Atomic reconstruction in twisted bilayers of transition metal dichalcogenides

TL;DR

This study reveals how twisted bilayers of transition metal dichalcogenides undergo atomic reconstruction into distinct stacking domains, significantly affecting their electronic properties and revealing new metastable phases.

Contribution

It combines atomic resolution microscopy and multiscale modeling to uncover the atomic reconstruction and domain formation in twisted TMD bilayers, highlighting new electronic and structural phenomena.

Findings

Reconstruction into energetically favorable stacking domains occurs at small twist angles.

Distinct electronic properties are observed in 3R and 2H stacking domains.

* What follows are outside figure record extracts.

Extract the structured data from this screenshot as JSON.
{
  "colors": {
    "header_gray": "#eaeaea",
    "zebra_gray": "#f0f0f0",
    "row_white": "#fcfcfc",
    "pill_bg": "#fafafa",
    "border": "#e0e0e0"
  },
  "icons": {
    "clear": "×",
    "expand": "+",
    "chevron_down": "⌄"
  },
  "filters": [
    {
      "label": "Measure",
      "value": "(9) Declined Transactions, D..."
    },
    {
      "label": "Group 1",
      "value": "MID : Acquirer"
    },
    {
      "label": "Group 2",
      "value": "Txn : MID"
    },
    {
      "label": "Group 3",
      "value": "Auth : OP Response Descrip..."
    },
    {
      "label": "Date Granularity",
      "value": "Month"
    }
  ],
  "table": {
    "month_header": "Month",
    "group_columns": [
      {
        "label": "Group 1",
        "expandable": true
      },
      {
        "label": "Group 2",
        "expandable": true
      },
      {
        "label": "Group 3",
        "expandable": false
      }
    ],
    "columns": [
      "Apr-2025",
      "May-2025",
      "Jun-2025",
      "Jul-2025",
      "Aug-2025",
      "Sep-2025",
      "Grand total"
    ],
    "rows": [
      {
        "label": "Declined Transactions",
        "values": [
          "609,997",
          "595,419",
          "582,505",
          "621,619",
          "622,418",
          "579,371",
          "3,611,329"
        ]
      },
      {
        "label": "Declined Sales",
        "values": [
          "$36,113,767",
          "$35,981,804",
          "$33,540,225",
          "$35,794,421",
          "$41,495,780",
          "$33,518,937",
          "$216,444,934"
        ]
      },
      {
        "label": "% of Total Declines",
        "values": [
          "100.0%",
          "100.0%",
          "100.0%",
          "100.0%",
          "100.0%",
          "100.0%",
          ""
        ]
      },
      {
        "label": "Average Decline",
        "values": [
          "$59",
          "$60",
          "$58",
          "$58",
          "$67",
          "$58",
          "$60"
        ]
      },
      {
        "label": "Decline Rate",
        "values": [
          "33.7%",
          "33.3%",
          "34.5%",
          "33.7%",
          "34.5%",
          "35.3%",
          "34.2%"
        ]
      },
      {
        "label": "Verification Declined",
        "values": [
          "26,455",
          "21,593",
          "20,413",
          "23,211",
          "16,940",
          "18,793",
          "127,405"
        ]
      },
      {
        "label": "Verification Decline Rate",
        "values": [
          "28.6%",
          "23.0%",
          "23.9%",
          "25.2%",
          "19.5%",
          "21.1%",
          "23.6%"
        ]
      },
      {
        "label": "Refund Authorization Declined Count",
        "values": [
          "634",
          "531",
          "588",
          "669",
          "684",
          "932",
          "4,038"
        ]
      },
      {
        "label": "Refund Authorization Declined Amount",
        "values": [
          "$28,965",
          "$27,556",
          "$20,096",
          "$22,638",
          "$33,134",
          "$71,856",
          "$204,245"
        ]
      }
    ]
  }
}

Discovery of a metastable phase with a kagome-like pattern at around 1° twist angle.

Abstract

Van der Waals heterostructures form a massive interdisciplinary research field, fueled by the rich material science opportunities presented by layer assembly of artificial solids with controlled composition, order and relative rotation of adjacent atomic planes. Here we use atomic resolution transmission electron microscopy and multiscale modeling to show that the lattice of MoS$_2$ and WS$_2$ bilayers twisted to a small angle, $\theta<3^{\circ}$, reconstructs into energetically favorable stacking domains separated by a network of stacking faults. For crystal alignments close to 3R stacking, a tessellated pattern of mirror reflected triangular 3R domains emerges, separated by a network of partial dislocations which persist to the smallest twist angles. Scanning tunneling measurements show that the electronic properties of those 3R domains appear qualitatively different from 2H TMDs, featuring layer-polarized conduction band states caused by lack of both inversion and mirror symmetry. In contrast, for alignments close to 2H stacking, stable 2H domains dominate, with nuclei of an earlier unnoticed metastable phase limited to $\sim$ 5nm in size. This appears as a kagome-like pattern at $\theta\sim 1^{\circ}$, transitioning at $\theta\rightarrow 0$ to a hexagonal array of screw dislocations separating large-area 2H domains.